Besides, the way I see it, he told me last night that his mother never perished during the ritual. She got to live a long and—maybe—happy life, while Zade’s father got everything he wanted. So why the hell isn’t Zade getting off his ass and figuring out how the fuck his father did it? Hell, as for the boys, as far as I’m aware, Dalton is the only one who’s actively trying to find a way to save me. Perhaps Sawyer and Easton deserve to get their hearts torn to shreds.

Standing up, I stride across to Zade, shoving my hand into his shoulder and forcing his back against the couch. My knee presses down against the cushion, and I lower myself to straddle his lap. Those dark, venomous eyes cloud with apprehension, but I ignore them as I circle my arms around his neck.

I suck in a breath, my chest rising to press against his, and despite his resolve, his hands fall to my waist. Leaning in, my lips hover just a breath before his, and I lower my tone to the softest whisper. “You’re a small, broken man, Zade DeVil,” I tell him. “Even your father, as shallow and weak as he was, could find a way to spare your mother’s life, and yet day in and day out, you sit here with the resolve to follow through with this bullshit ritual. You’re a sheep falling in line and following orders like a good little boy, and yet I thought you wanted to be a leader.” I pause a second, watching as he swallows hard, soaking in every word like a fucking sponge. “You don’t get to put your guilt on my shoulders. You’re taking my life for your own benefit and have the audacity to sit here across from me and tell me that it’s my fault the boys will end up with broken hearts. Absolutely not. If they’re going to stand by and twiddle their thumbs while their best friend kills the woman they’re falling for, then how the hell is that my fault?”

I push off him and stand in front of the couch, staring down at him to see nothing but a hollow brokenness in his eyes. “Be the fucking man I know you can be, Zade. Be a true leader and put an end to this bullshit. Hell, just be a good goddamn friend. The ball is in your court, but remember, what you do with it defines the kind of man and the kind of leader you will be. Right now, all I see is a weak little boy.”

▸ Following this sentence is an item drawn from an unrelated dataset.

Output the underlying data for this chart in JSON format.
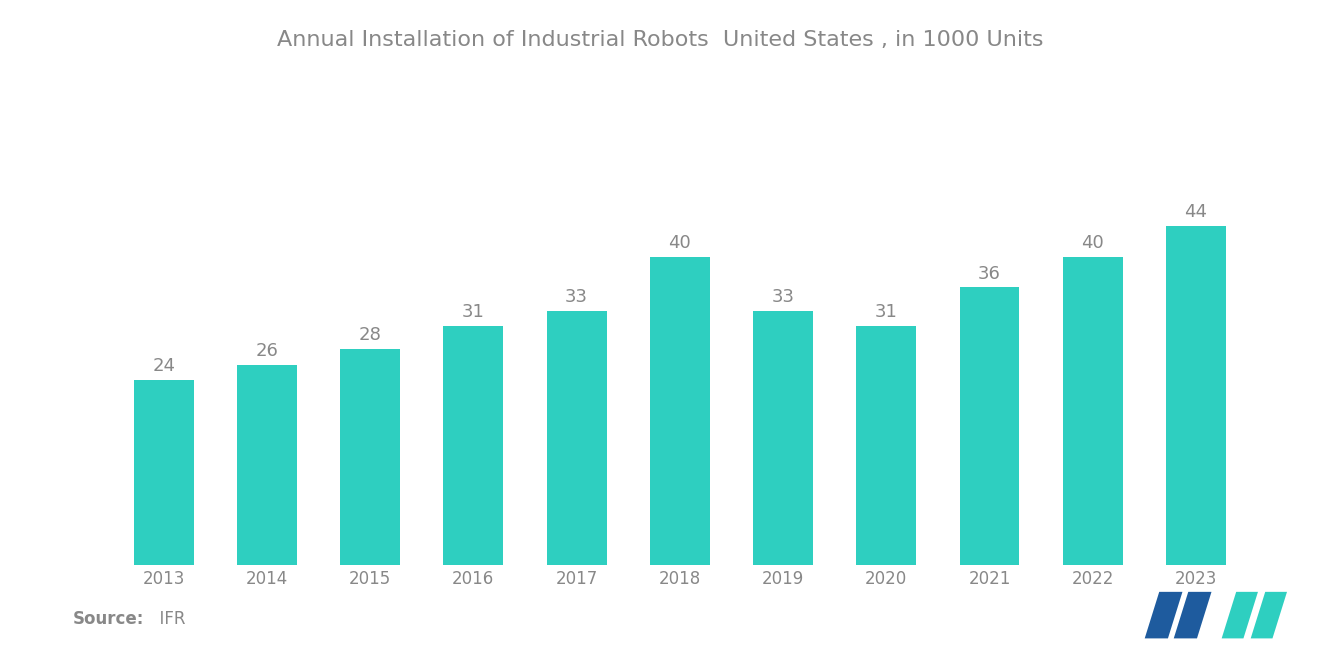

And with that, I walk away, hoping that just this once, he feels as small as what he makes me feel.

Chapter 27

DALTON

Striding through Zade’s bedroom on Saturday night, I glance up at his freshly painted walls to the new tally Oakley’s been using to keep track of her remaining days. Every time I see it or watch as she removes another strike, a part of me dies.

Fifteen days to go.

Zade was right. I should never have allowed myself to get so fucking attached to her. He warned me, and I shrugged it off. I didn’t know that she would capture me so completely. This was supposed to be a little fun before Zade took her away, but it’s become so much more than that. And now the thought of what’s going to happen to her, the brutality of it all … fuck. It makes me want to tear Zade’s heart right out of his fucking chest, but how could I when he’s never possessed one?